L’or figure parmi les principaux gagnants de cette situation. Depuis le début de l’année, le métal précieux a atteint plusieurs records historiques, porté par les achats des investisseurs et des banques centrales.
Le prix de l’or dépasse désormais les 2 500 dollars l’once sur certains marchés internationaux, contre environ 2 000 dollars un an plus tôt. Cette progression reflète la recherche croissante de valeurs refuges face aux risques économiques et financiers.
Les analystes considèrent que les tensions au Moyen-Orient, les craintes inflationnistes et les politiques monétaires encore restrictives soutiennent fortement la demande pour l’or.
Les banques centrales augmentent leurs réserves
Les banques centrales jouent un rôle majeur dans cette hausse du marché de l’or. Depuis plusieurs années, de nombreux pays augmentent leurs réserves afin de réduire leur dépendance au dollar américain.
La Chine, l’Inde, la Turquie et plusieurs pays émergents poursuivent leurs achats massifs de métal précieux.
Selon plusieurs estimations sectorielles publiées en 2026, les banques centrales mondiales ont acheté plus de 1 000 tonnes d’or pour la troisième année consécutive.
Cette stratégie vise à renforcer la stabilité financière nationale dans un environnement international plus instable.

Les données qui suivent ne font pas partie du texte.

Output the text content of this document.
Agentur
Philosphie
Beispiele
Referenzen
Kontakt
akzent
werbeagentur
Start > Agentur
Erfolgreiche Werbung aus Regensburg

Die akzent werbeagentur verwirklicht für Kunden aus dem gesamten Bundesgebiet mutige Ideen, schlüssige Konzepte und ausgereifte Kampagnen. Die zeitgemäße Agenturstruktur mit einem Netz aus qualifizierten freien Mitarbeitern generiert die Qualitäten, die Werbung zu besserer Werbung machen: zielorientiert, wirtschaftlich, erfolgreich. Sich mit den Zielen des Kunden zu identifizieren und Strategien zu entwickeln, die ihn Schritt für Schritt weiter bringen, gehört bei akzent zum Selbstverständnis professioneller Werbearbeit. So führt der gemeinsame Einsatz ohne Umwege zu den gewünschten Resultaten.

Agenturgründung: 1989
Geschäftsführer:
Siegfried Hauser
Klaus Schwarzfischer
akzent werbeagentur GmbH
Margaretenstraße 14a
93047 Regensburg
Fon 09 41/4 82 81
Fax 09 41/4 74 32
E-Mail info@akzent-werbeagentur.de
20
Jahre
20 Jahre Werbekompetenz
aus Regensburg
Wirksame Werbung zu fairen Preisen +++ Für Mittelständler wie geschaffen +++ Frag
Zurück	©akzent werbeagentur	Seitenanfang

Les investisseurs institutionnels suivent également cette tendance, ce qui renforce encore la pression sur les prix.
Le pétrole reste très surveillé
Le marché pétrolier reste l’un des principaux facteurs d’incertitude économique mondiale. Les tensions géopolitiques autour du Moyen-Orient continuent d’alimenter les inquiétudes concernant l’approvisionnement mondial.
Le prix du pétrole Brent évolue autour de 90 dollars le baril en avril 2026, après une forte hausse depuis le début de l’année.
Les marchés surveillent particulièrement les routes maritimes stratégiques comme le détroit d’Ormuz, par lequel transite une part importante du commerce mondial de pétrole.
Toute perturbation prolongée pourrait provoquer une nouvelle flambée des prix énergétiques et accentuer les pressions inflationnistes mondiales.
Les métaux industriels restent stratégiques
Les métaux industriels comme le cuivre, le lithium et le nickel continuent également de jouer un rôle central dans l’économie mondiale.
La transition énergétique et le développement des véhicules électriques maintiennent une forte demande pour ces matières premières stratégiques.
Le cuivre reste particulièrement surveillé car il est utilisé dans les infrastructures électriques, les batteries et les réseaux énergétiques.
Plusieurs grandes compagnies minières ont annoncé de nouveaux investissements afin d’augmenter leur production au cours des prochaines années.
Cependant, les marchés restent préoccupés par les risques de pénurie liés à la concentration géographique de certaines ressources.
Les investisseurs cherchent à se protéger contre l’incertitude
La hausse des matières premières reflète plus largement la nervosité actuelle des marchés financiers.
Les investisseurs craignent un scénario combinant ralentissement économique, inflation persistante et tensions géopolitiques prolongées.
Dans ce contexte, les actifs considérés comme plus sûrs, comme l’or ou certaines matières premières stratégiques, attirent davantage de capitaux.
Les marchés boursiers restent plus volatils depuis le début du printemps 2026, notamment dans les secteurs sensibles aux coûts énergétiques et aux taux d’intérêt.
Une nouvelle phase pour les marchés mondiaux
Les économistes estiment que les matières premières resteront au cœur des équilibres économiques mondiaux au cours des prochaines années.
La transition énergétique, les tensions géopolitiques et les besoins industriels liés aux nouvelles technologies augmentent l’importance stratégique de nombreuses ressources.